Volvo Cars launched Volvo Cars Energy Solutions, a new business unit focused on energy storage and charging solutions that connect electric Volvo vehicles to homes, electric devices and power grids.
“With bi-directional charging, you can use your car battery as an extra energy supply to provide power to your home, other electric devices, or another electric Volvo car,” Alexander Petrofski, head of Volvo Cars Energy Solutions said.
The move builds on an existing vehicle-to-grid (V2G) pilot program between Volvo and Gothenburg Energi, the local grid company in Gothenburg, Sweden. The program uses bi-directional charging to balance the grid during peak hours, Volvo Cars said.
Volvo Cars said its engineers have calculated that the total battery capacity of that fleet will reach around 50 GWh by mid-decade. While these cars will use several TWh in electricity each year, this energy consumption is flexible and can be moved in time via smart charging, the company said.

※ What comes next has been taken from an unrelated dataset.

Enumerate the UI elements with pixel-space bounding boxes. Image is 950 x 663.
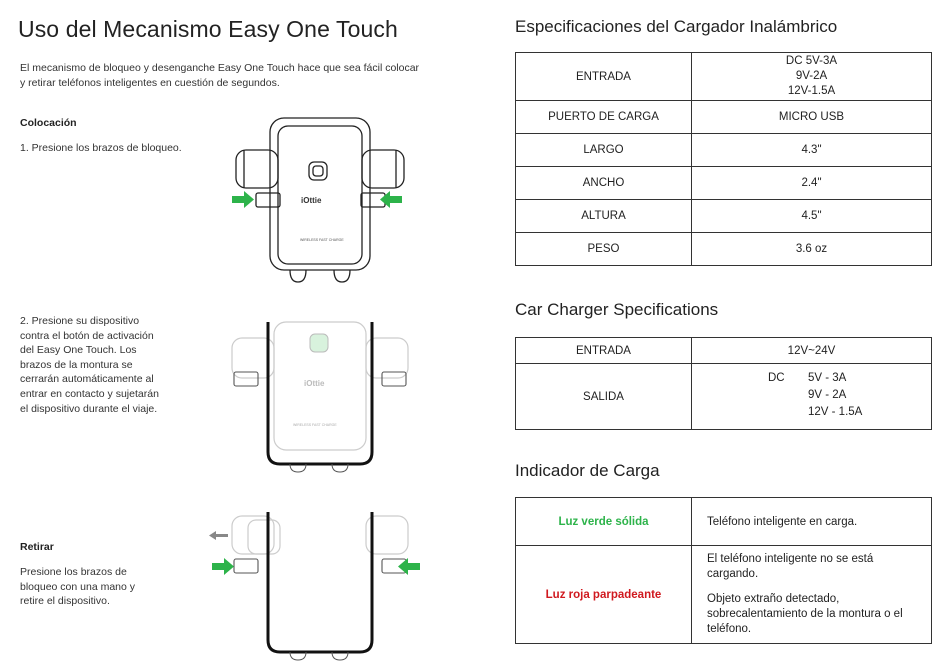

At the same time, data from Volvo’s fleet shows that the average daily drive in Europe uses less than 10 kWh, while 90% of all daily drives use less than 20 kWh. This means there is ample spare battery capacity left that can be used for other purposes, with the possibility of both financial benefits for our customers and significant climate benefits, Volvo said.
According to Petrofski, Volvo Cars aims to expand bi-directional charging across Sweden to pave the way for broader European adoption. Additional solutions Volvo Cars Energy Solutions will offer include vehicle-to-home (V2H) to power homes and vehicle-to-load (V2L) to charge camping gear or electric bicycles. Volvo Cars predicts its Energy Solutions business will generate significant new revenue streams through energy products and services as the company transitions to being a fully electric vehicle company by 2030. Solutions will also add value for Volvo customers, enabling cost and emissions savings from optimized charging, the company said.
“With the help of smart charging, you can charge your electric Volvo at the best available time from a sustainability and economy perspective,” Petrofski said. “Now imagine you could use that energy later, perhaps during peak times when prices are higher and the energy mix less sustainable.”